Species of gastropod

Turris kirkensis is an extinct species of sea snail, a marine gastropod mollusk in the family Turridae, the turrids.

==Description==
The length of the shell attains 11 mm; the greatest diameter of the body whorl: 5 mm.

(Original description) The small shell has an elongate-ovate shape. It contains five or six whorls, which are regularly convex, with obscure appressed sutures and an acute apex.The surface of the shell is sculptured by coarse, nodose, revolving ribs, between which are finer and less nodose riblets. On each of the major ribs there are about twenty rounded nodes. The nodes of the different ribs are in line giving the shell the appearance of being longitudinally ribbed. The distribution of the revolving ribs and riblets is as follows: beginning at the suture on the body whorl there are two nodose indistinct ribs below which are two of the finer unnodose riblets, the anterior riblet being the heavier.
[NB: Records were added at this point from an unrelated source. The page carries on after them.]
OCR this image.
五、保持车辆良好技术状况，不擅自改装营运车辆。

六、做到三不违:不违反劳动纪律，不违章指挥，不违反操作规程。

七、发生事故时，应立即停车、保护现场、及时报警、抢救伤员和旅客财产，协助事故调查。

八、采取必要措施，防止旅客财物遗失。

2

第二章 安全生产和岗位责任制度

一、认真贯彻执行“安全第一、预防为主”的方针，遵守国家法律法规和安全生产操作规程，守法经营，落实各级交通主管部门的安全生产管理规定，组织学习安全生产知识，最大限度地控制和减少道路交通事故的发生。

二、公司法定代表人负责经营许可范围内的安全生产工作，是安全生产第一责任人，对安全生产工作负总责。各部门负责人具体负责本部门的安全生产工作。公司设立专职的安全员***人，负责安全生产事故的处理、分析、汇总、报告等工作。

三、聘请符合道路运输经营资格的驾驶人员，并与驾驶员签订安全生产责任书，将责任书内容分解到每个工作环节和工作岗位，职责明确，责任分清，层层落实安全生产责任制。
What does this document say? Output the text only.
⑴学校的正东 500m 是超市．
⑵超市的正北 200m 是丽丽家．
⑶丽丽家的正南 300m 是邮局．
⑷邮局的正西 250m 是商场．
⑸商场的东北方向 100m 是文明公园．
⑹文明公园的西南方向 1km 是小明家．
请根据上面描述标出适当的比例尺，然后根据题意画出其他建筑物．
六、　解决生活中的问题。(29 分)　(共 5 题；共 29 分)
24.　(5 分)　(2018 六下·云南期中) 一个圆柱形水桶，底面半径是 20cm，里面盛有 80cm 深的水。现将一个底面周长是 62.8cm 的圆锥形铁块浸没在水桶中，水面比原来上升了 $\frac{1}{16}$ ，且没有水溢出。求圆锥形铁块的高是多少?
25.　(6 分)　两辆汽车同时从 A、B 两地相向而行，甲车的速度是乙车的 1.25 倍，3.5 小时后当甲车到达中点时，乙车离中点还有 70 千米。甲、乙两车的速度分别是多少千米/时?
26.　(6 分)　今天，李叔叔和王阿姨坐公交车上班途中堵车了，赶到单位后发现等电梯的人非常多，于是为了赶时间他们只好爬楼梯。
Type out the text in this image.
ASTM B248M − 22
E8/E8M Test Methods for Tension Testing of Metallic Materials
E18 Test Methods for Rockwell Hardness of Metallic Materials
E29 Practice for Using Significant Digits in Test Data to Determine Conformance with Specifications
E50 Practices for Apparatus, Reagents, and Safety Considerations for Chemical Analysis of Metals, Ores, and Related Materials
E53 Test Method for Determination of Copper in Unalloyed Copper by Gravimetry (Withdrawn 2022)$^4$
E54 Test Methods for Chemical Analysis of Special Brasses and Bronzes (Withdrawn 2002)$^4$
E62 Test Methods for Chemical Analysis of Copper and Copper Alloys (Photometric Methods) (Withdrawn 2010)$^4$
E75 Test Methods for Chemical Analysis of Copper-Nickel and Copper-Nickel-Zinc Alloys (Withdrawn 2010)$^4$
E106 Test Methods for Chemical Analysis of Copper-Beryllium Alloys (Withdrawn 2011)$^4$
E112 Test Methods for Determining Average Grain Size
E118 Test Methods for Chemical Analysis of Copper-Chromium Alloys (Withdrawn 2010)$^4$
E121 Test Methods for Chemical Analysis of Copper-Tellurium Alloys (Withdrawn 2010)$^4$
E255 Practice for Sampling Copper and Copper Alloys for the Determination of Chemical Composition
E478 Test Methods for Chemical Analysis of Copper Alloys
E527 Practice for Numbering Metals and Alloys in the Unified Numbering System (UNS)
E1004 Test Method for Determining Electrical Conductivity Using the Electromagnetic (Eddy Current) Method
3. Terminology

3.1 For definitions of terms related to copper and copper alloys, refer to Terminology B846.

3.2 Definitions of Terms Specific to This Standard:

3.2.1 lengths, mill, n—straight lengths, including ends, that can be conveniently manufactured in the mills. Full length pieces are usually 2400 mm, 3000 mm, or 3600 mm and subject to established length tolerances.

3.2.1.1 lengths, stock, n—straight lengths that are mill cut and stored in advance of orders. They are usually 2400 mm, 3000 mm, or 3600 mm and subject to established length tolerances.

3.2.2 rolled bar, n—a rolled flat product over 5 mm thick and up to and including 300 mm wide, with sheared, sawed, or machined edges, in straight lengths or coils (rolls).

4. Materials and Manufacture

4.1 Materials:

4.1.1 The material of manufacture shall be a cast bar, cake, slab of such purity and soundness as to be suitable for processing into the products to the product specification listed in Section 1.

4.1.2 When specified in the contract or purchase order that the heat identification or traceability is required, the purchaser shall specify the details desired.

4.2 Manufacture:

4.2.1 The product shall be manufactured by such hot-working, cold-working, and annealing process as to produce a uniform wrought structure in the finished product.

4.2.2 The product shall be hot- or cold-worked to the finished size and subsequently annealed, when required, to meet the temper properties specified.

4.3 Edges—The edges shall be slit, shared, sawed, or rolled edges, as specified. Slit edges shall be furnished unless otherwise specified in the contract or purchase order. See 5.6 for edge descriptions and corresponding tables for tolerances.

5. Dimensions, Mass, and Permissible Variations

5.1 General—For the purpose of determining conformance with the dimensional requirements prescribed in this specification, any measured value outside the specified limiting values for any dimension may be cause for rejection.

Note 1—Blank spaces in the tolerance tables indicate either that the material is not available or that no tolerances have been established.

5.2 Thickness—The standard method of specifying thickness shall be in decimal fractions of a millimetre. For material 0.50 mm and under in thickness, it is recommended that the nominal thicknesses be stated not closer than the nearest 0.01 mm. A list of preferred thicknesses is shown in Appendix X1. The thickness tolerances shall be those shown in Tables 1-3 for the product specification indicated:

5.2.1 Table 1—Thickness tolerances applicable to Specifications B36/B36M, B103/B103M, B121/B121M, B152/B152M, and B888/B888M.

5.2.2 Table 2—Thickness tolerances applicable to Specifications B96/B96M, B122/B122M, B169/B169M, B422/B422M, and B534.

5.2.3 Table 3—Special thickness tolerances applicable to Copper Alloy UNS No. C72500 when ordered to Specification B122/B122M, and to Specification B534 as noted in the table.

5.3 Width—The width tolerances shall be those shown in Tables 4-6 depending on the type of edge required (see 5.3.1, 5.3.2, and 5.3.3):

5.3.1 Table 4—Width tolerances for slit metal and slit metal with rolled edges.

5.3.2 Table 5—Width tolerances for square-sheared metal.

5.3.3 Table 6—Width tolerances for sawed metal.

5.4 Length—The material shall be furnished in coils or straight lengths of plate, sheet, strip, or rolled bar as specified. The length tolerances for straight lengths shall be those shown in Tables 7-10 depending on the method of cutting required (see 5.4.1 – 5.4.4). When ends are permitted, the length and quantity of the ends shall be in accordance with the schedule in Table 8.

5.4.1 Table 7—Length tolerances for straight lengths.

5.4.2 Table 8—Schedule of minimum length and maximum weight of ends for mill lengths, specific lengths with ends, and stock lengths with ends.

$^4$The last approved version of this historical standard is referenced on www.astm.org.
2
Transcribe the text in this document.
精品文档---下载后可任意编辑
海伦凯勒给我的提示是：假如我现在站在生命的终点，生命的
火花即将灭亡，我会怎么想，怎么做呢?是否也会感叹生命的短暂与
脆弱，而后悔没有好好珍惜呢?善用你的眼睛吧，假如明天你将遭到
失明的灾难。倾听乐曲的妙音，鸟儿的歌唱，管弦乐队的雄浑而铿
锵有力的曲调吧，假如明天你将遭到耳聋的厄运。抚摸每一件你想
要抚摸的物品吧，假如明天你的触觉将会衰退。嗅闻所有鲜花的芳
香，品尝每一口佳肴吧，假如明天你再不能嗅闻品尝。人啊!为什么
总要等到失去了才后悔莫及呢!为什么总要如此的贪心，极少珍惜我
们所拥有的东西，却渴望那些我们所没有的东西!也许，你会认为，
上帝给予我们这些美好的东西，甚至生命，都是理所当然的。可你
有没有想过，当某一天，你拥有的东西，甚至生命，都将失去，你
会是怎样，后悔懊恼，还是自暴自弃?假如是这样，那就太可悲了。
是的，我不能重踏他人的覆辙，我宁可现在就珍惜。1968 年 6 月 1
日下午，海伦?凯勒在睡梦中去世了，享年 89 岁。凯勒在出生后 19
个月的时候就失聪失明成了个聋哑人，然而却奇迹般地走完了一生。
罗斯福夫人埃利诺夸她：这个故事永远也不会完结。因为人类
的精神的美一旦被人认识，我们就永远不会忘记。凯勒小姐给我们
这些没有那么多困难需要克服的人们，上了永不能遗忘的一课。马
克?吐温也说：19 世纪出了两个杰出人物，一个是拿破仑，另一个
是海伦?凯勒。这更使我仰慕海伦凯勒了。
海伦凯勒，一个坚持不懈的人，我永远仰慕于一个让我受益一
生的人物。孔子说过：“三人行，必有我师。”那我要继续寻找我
Anterior to this are two nodose ribs
with one fine indistinct unnodose riblet between. Between the last two nodose ribs just mentioned and the anterior end of the siphonal canal there are five of the major ribs between each of which excepting the last anterior two, there are two riblets, in each case the anterior of the riblets is heavier and shows a tendency to be nodose.

On some specimens toward the anterior end of the body whorl the heavier of the two riblets seen between each of the major ribs becomes as prominent as the major ribbing itself, the nodose character of the ribs disappearing. The whorls of spire show three of the heavier nodose revolving ribs. Anteriorly at the suture are two of the riblets, the heavier type of riblet being in front. Above these riblets are two of the nodose ribs which are very close together with a faint indication of an interrib between. Posteriorly this is again followed by two riblets the anterior one being the coarser. Above these is a nodose rib between which and the suture is one of the coarser riblets. Posterior sinus on specimens figured obscure. The outer lip is sharp. The inner lip is smooth and incrusted. The siphonal canal is short and straight. The umbilicus is subperforate.